Voilà 10 ans que Robert C. Wilson est le pape de la SF nord-américaine. C’est le plus intéressant. Le plus remarquable. Le plus impressionnant, surtout ! Il est le meilleur. Aussi, ne boudons pas notre plaisir. Plongeons dans ces 700 pages qui nous proposent Mysterium (prix Philip K. Dick 1994) et 6 nouvelles inédites en français …

Si Robert C. Wilson est un nom qui vous dit quelque chose, c’est que vous avez du lire Spin (aux USA, le prix Hugo 2006, et le Geffen Award 2006 ; en France, le Grand Prix de l’Imaginaire 2008). Le monde entier prit enfin conscience de la présence de Wilson avec ce livre. Que vous pourrez retrouver dans la même collection.
Ici, le point central c’est un roman terrifiant. Mysterium. Un roman d’après. Un roman d’une autre dimension. L’histoire débute lorsqu’une explosion détruit le centre de recherche de Two Rivers. Les pompiers refusent d’intervenir tant l’incendie est gigantesque. L’armée est aux abonnés absents. Et pour cause.

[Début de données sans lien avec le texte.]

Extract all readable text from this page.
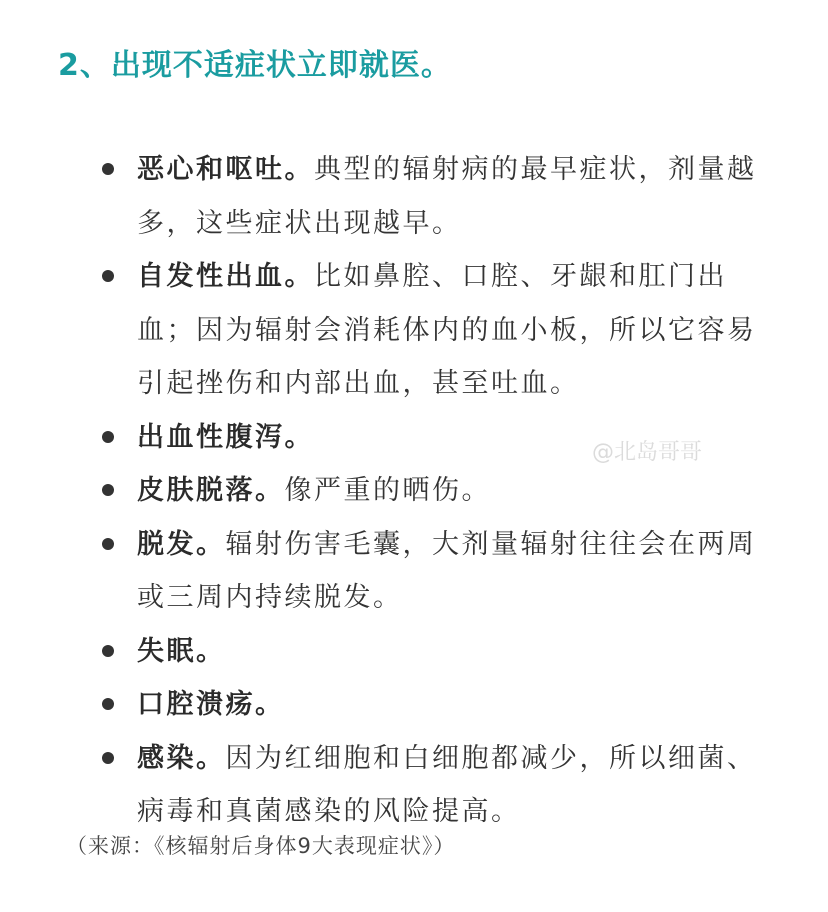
2、出现不适症状立即就医。
恶心和呕吐。典型的辐射病的最早症状，剂量越多，这些症状出现越早。
自发性出血。比如鼻腔、口腔、牙龈和肛门出血；因为辐射会消耗体内的血小板，所以它容易引起挫伤和内部出血，甚至吐血。
出血性腹泻。
皮肤脱落。像严重的晒伤。
脱发。辐射伤害毛囊，大剂量辐射往往会在两周或三周内持续脱发。
失眠。
口腔溃疡。
感染。因为红细胞和白细胞都减少，所以细菌、病毒和真菌感染的风险提高。
@北岛哥哥
（来源：《核辐射后身体9大表现症状》）
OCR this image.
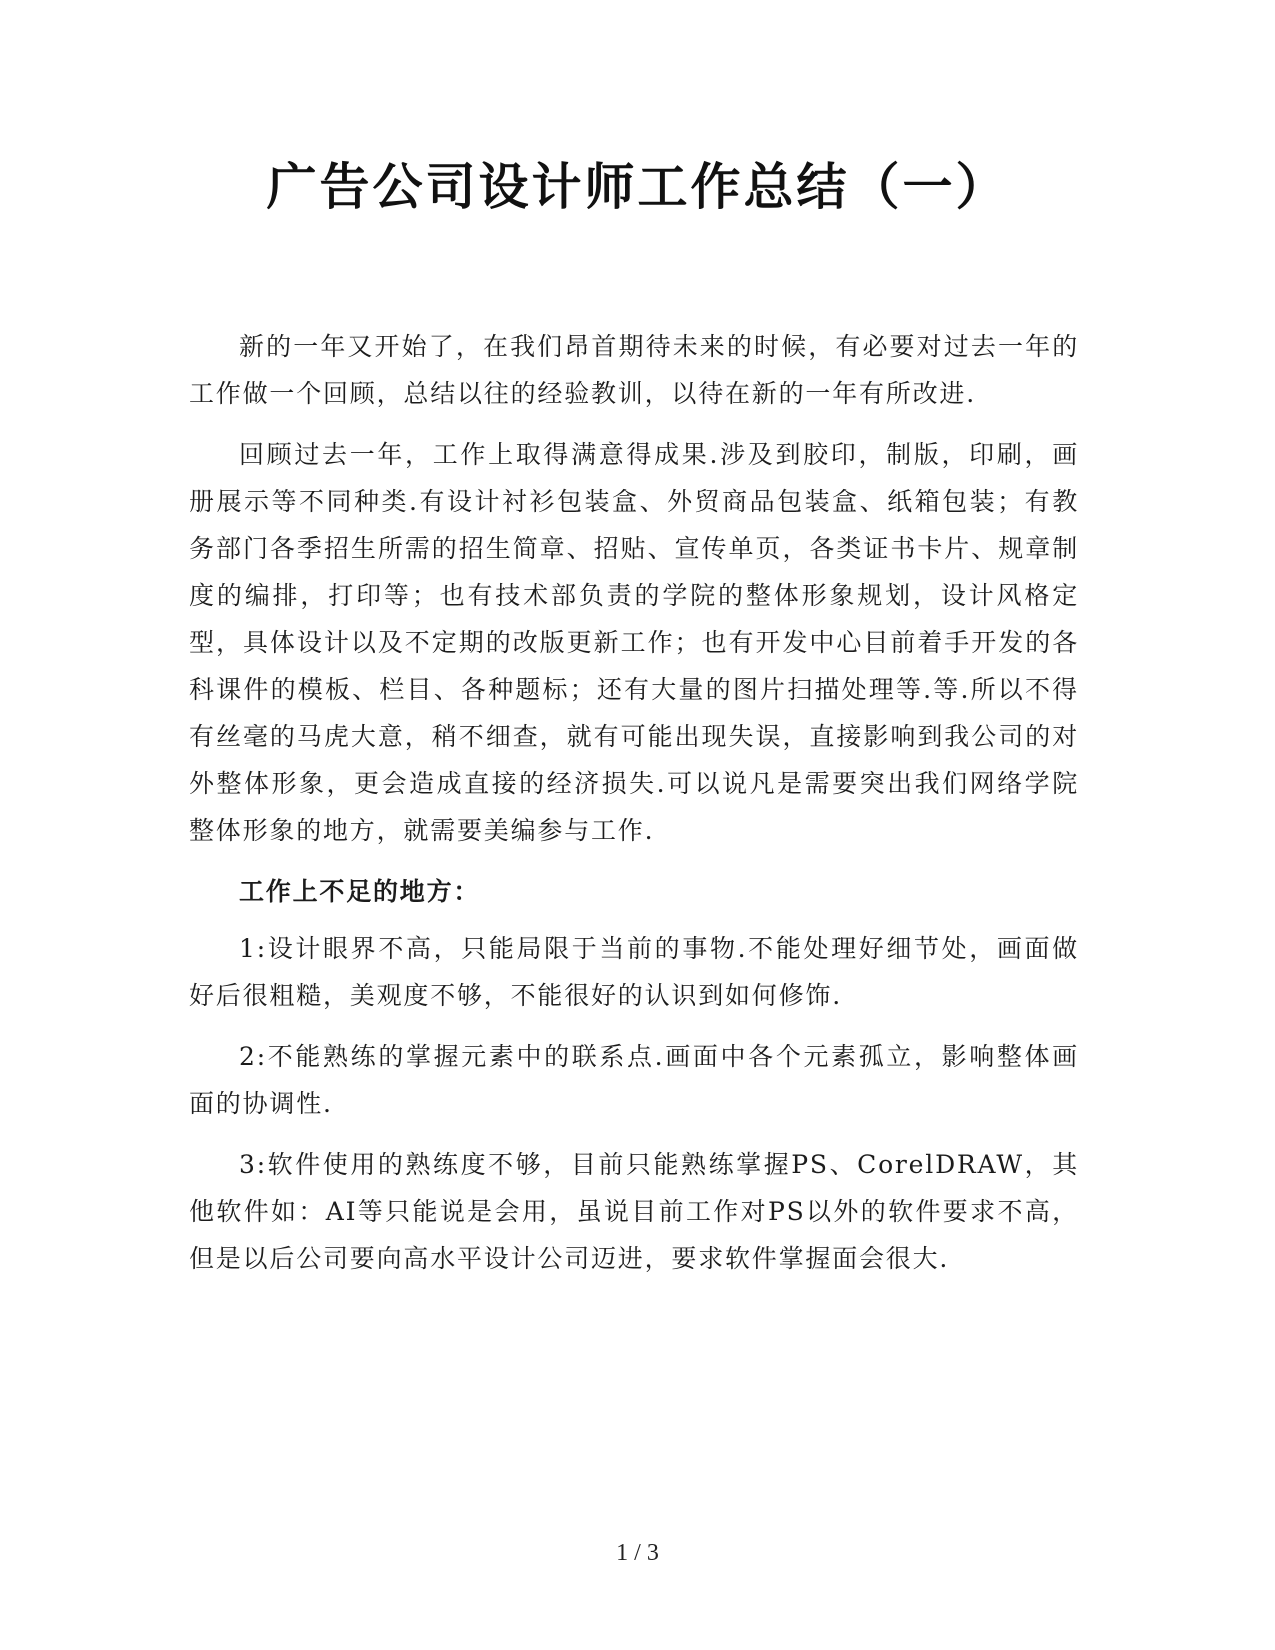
广告公司设计师工作总结（一）

新的一年又开始了，在我们昂首期待未来的时候，有必要对过去一年的工作做一个回顾，总结以往的经验教训，以待在新的一年有所改进.

回顾过去一年，工作上取得满意得成果.涉及到胶印，制版，印刷，画册展示等不同种类.有设计衬衫包装盒、外贸商品包装盒、纸箱包装；有教务部门各季招生所需的招生简章、招贴、宣传单页，各类证书卡片、规章制度的编排，打印等；也有技术部负责的学院的整体形象规划，设计风格定型，具体设计以及不定期的改版更新工作；也有开发中心目前着手开发的各科课件的模板、栏目、各种题标；还有大量的图片扫描处理等.等.所以不得有丝毫的马虎大意，稍不细查，就有可能出现失误，直接影响到我公司的对外整体形象，更会造成直接的经济损失.可以说凡是需要突出我们网络学院整体形象的地方，就需要美编参与工作.

工作上不足的地方：

1:设计眼界不高，只能局限于当前的事物.不能处理好细节处，画面做好后很粗糙，美观度不够，不能很好的认识到如何修饰.

2:不能熟练的掌握元素中的联系点.画面中各个元素孤立，影响整体画面的协调性.

3:软件使用的熟练度不够，目前只能熟练掌握PS、CorelDRAW，其他软件如：AI等只能说是会用，虽说目前工作对PS以外的软件要求不高，但是以后公司要向高水平设计公司迈进，要求软件掌握面会很大.

1 / 3
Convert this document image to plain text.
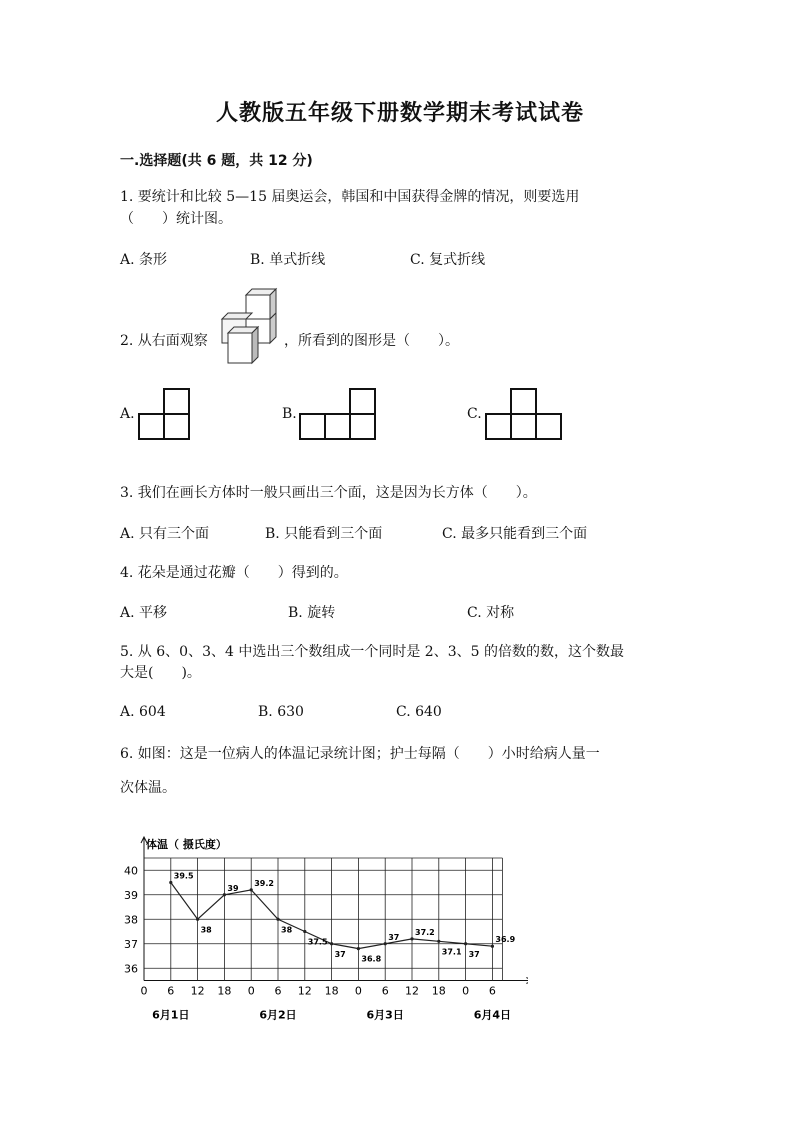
人教版五年级下册数学期末考试试卷
一.选择题(共 6 题，共 12 分)
1. 要统计和比较 5—15 届奥运会，韩国和中国获得金牌的情况，则要选用
（　　）统计图。
A. 条形	B. 单式折线	C. 复式折线
2. 从右面观察	，所看到的图形是（　　）。
A.	B.	C.
3. 我们在画长方体时一般只画出三个面，这是因为长方体（　　）。
A. 只有三个面	B. 只能看到三个面	C. 最多只能看到三个面
4. 花朵是通过花瓣（　　）得到的。
A. 平移	B. 旋转	C. 对称
5. 从 6、0、3、4 中选出三个数组成一个同时是 2、3、5 的倍数的数，这个数最
大是(　　)。
A. 604	B. 630	C. 640
6. 如图：这是一位病人的体温记录统计图；护士每隔（　　）小时给病人量一
次体温。
体温（ 摄氏度）
40
39
38
37
36
0 6 12 18 0 6 12 18 0 6 12 18 0 6
6月1日	6月2日	6月3日	6月4日
39.5
38
39
39.2
38
37.5
37
36.8
37
37.2
37.1 37
36.9
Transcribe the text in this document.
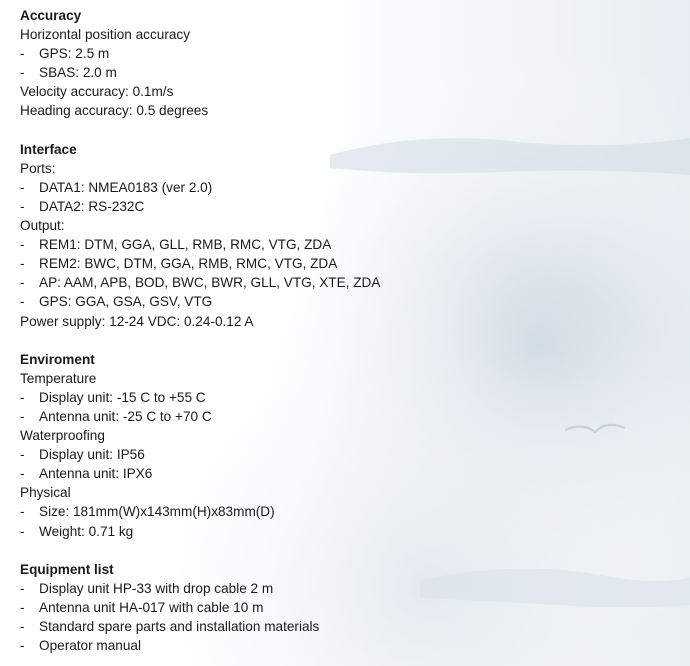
Accuracy
Horizontal position accuracy
- GPS: 2.5 m
- SBAS: 2.0 m
Velocity accuracy: 0.1m/s
Heading accuracy: 0.5 degrees
Interface
Ports:
- DATA1: NMEA0183 (ver 2.0)
- DATA2: RS-232C
Output:
- REM1: DTM, GGA, GLL, RMB, RMC, VTG, ZDA
- REM2: BWC, DTM, GGA, RMB, RMC, VTG, ZDA
- AP: AAM, APB, BOD, BWC, BWR, GLL, VTG, XTE, ZDA
- GPS: GGA, GSA, GSV, VTG
Power supply: 12-24 VDC: 0.24-0.12 A
Enviroment
Temperature
- Display unit: -15 C to +55 C
- Antenna unit: -25 C to +70 C
Waterproofing
- Display unit: IP56
- Antenna unit: IPX6
Physical
- Size: 181mm(W)x143mm(H)x83mm(D)
- Weight: 0.71 kg
Equipment list
- Display unit HP-33 with drop cable 2 m
- Antenna unit HA-017 with cable 10 m
- Standard spare parts and installation materials
- Operator manual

Les rares témoins parlent de flammes sans fin desquelles des anges jaillir. D’autres évoquent des monstres. Au-delà des hallucinations, le plus étrange est la forêt. Elle a changé. Elle semble plus ancienne. Et elle coupe toutes les routes d’accès …

Savoir planter un décor est une chose. Parvenir à en jouer et à emmener le lecteur derrière le miroir de ses illusions en est une autre. La force de Wilson est dans cette constance. Tout en partant d’un thème classique – voyage temporel, exploration d’une planète, contact avec des extraterrestres, etc. – il offre au lecteur un traitement saisissant. Une approche personnelle. Un point de vue original. Un style qui tisse des harmoniques d’une confondante richesse.
Et passé toutes ces impressions techniques, il y a, fait rare dans le genre, l’approche des personnages. Il les scrute. Les creuse. Leur donne une vie propre. Il sonde leurs psychés. Wilson possède une authentique acuité psychologique et comportementale.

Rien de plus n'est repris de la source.